2
votes

I am running LDA on a small corpus of 2 docs (sentences) for testing purposes. Following code returns topic-term and document-topic distributions that are not reasonable at all given the input documents. Running exactly the same returns in Python reasonable results. Who knows what is wrong here?

library(topicmodels)
library(tm)

d1 <- "bank bank bank"
d2 <- "stock stock stock"

corpus <- Corpus(VectorSource(c(d1,d2)))

##fit lda to data
dtm <- DocumentTermMatrix(corpus)
ldafit <- LDA(dtm, k=2, method="Gibbs") 

##get posteriors
topicTerm <- t(posterior(ldafit)$terms)
docTopic <- posterior(ldafit)$topics
topicTerm
docTopic

> topicTerm
              1         2
bank  0.3114525 0.6885475
stock 0.6885475 0.3114525
> docTopic
          1         2
1 0.4963245 0.5036755
2 0.5036755 0.4963245

The results from Python are as follows:

>>> docTopic
array([[ 0.87100799,  0.12899201],
       [ 0.12916713,  0.87083287]])
>>> fit.print_topic(1)
u'0.821*"bank" + 0.179*"stock"'
>>> fit.print_topic(0)
u'0.824*"stock" + 0.176*"bank"'
2
Interesting question. I have used this package in a real setting and it produced good results. I'm pretty sure these stinky results have something to do with the tiny corpus you're using. Could you post the results from Python for comparison? - KenHBS
Sure, please see the updated post. - schimo
gensim and topicmodels use different methods. gensim uses variational inference, whereas topicmodels uses collapsed gibbs sampling here. topicmodels also has a variational inference option, but it gives the same crappy results.. I'm at a dead end too, sorry - KenHBS
But the results in R with topicmodels nearly do not change when using 'VEM' as estimation method... - schimo

2 Answers

2
votes

The author of the R package topicmodels, Bettina GrĂ¼n, pointed out that this is due to the selection of the hyperparameter 'alpha'.
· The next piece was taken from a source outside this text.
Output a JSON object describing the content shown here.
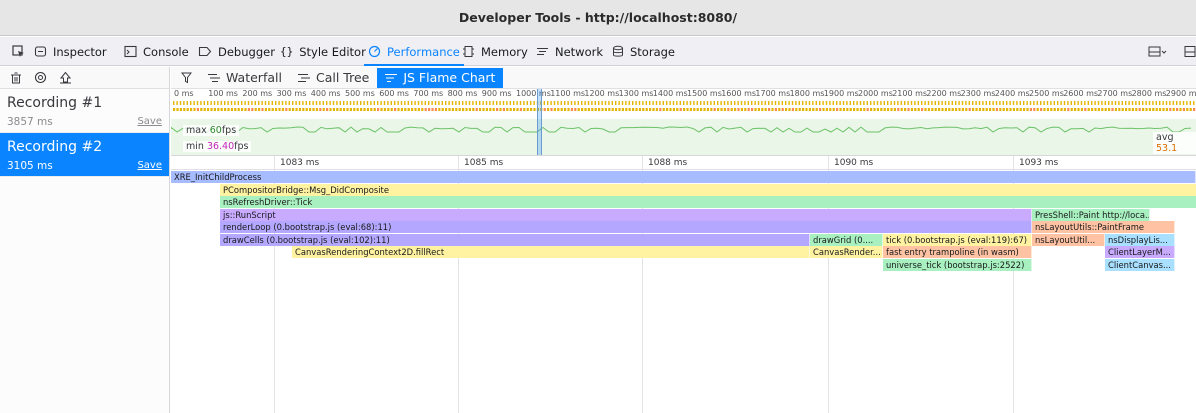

LDA in R selects alpha = 50/k= 25 while LDA in gensim Python selects alpha = 1/k = 0.5. A smaller alpha value favors sparse solutions of document-topic distributions, i.e. documents contain mixture of just a few topics. Hence, decreasing alpha in LDA in R yields very reasonable results:

ldafit <- LDA(dtm, k=2, method="Gibbs", control=list(alpha=0.5)) 

posterior(ldafit)$topics
#    1     2
# 1  0.125 0.875
# 2  0.875 0.125

posterior(ldafit)$terms
#   bank    stock
# 1 0.03125 0.96875
# 2 0.96875 0.03125
0
votes

Try to plot the perplexity over iterations and make sure they converge. Initial status also matters. (The document size and sample size both seem to be small, though.)